Леглиз постоял минуту в задумчивости и наконец, спросил:
– Если ваш брат химик и его фамилия Компаньон, так, значит, это он изобрел новый способ отделения золота с помощью чрезвычайно сильных и дешевых реактивов?
– Да, сударь, это он. Я, слава Богу, довольно наслушалась о его изобретении, пока он производил опыты в Шиноне… Мой брат ожидал от них самых блестящих результатов, но на деле оказалось иное.
– Да, верно! Процесс еще не совсем выработан… Мне говорили о произведенных опытах. Но, во всяком случае, это не безделица. Ваш брат получает хорошее содержание?
– Он достаточно зарабатывает для самого себя.
– Ну да, я понимаю. Он получает двести пятьдесят франков в месяц, но заслуживает больше, чем ему дают. Когда вы его увидите, скажите, чтоб он завернул в Париж потолковать со мной. Господин Компаньон не пожалеет об этой поездке.
– Я исполню ваше поручение, сударь, Но отец мой будет в большом горе, что не знал о вашем приезде в город, так как ему хотелось бы засвидетельствовать вам свое почтение.
– Хорошо, хорошо, – равнодушным тоном произнес Леглиз, – Передайте ему от меня поклон. Ведь вашему отцу, по крайней мере, семьдесят лет?..
– Семьдесят два, а голова у него еще совсем свежа…
– Вот хороший пример!
Разговор был прерван приходом метрдотеля.
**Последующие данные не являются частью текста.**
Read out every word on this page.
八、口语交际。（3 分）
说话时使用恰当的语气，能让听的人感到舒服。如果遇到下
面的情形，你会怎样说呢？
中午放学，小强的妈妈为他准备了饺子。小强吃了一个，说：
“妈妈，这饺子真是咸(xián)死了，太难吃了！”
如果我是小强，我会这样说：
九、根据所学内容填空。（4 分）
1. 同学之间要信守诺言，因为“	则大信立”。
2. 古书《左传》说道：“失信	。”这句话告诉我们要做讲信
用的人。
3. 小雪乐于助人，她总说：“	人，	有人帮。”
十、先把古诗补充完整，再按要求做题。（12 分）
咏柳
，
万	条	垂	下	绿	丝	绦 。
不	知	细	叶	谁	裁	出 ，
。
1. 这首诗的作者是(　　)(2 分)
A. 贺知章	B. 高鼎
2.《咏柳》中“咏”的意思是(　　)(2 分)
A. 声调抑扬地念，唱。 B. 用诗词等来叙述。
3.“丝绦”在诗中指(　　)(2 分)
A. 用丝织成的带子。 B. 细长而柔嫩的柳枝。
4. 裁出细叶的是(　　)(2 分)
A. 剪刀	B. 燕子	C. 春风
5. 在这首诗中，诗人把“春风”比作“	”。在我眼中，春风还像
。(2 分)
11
Мадемуазель Сесиль закрыла свою картонку и собиралась уходить, когда госпожа Леглиз сказала ей, снимая шляпу:
– А я прошу вас передать мою благодарность мадемуазель Розе и повторяю опять, что доставила бы ей массу заказчиц, если б она вздумала вернуться в Париж.
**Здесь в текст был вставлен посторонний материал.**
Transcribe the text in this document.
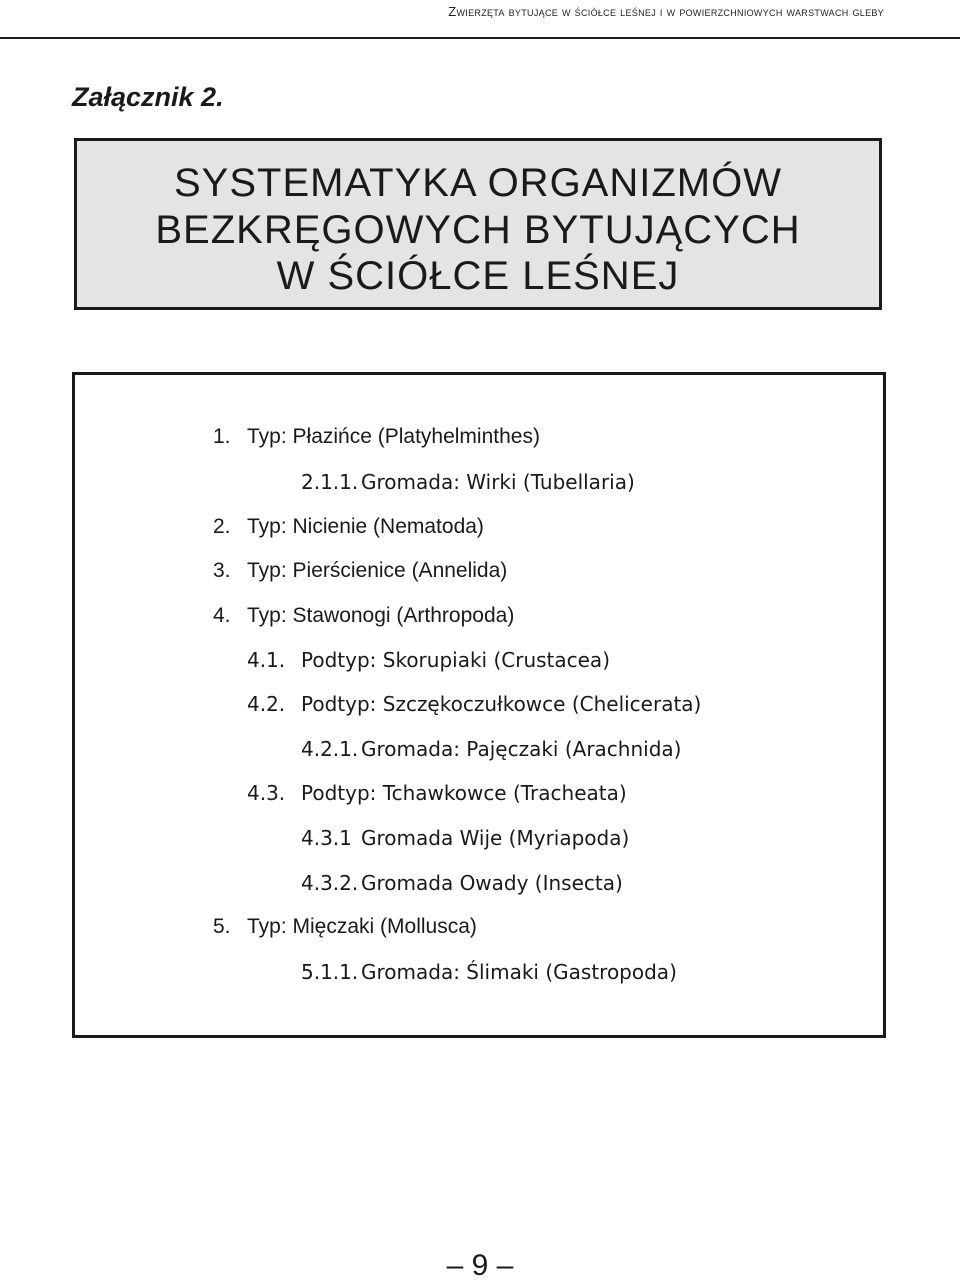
Zwierzęta bytujące w ściółce leśnej i w powierzchniowych warstwach gleby
Załącznik 2.
SYSTEMATYKA ORGANIZMÓW
BEZKRĘGOWYCH BYTUJĄCYCH
W ŚCIÓŁCE LEŚNEJ
1. Typ: Płazińce (Platyhelminthes)
2.1.1. Gromada: Wirki (Tubellaria)
2. Typ: Nicienie (Nematoda)
3. Typ: Pierścienice (Annelida)
4. Typ: Stawonogi (Arthropoda)
4.1. Podtyp: Skorupiaki (Crustacea)
4.2. Podtyp: Szczękoczułkowce (Chelicerata)
4.2.1. Gromada: Pajęczaki (Arachnida)
4.3. Podtyp: Tchawkowce (Tracheata)
4.3.1 Gromada Wije (Myriapoda)
4.3.2. Gromada Owady (Insecta)
5. Typ: Mięczaki (Mollusca)
5.1.1. Gromada: Ślimaki (Gastropoda)
– 9 –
– Благодарю вас, сударыня, но мне известны ее планы. Она уедет из Блуа только в том случае, если ее отец разбогатеет снова, а тогда мадемуазель Роза не станет больше работать.
Вошел лакей, нагруженный посудой, в сопровождении хозяина, несшего бутылки. Модистка поклонилась и вышла, пользуясь тем, что дверь была отворена.
– Сядем за стол, – сказал Леглиз. – Провинциальный воздух подействовал на меня так сильно, что я умираю с голоду. Посмотрим, постоит ли за себя ваш обед.
– Надеюсь, что вы останетесь довольны, – с улыбкой произнес хозяин. – Экспресс, идущий в Париж, проходит через Блуа только в девять часов вечера. Вы вполне успеете попробовать блюда, которые я буду иметь честь вам подать.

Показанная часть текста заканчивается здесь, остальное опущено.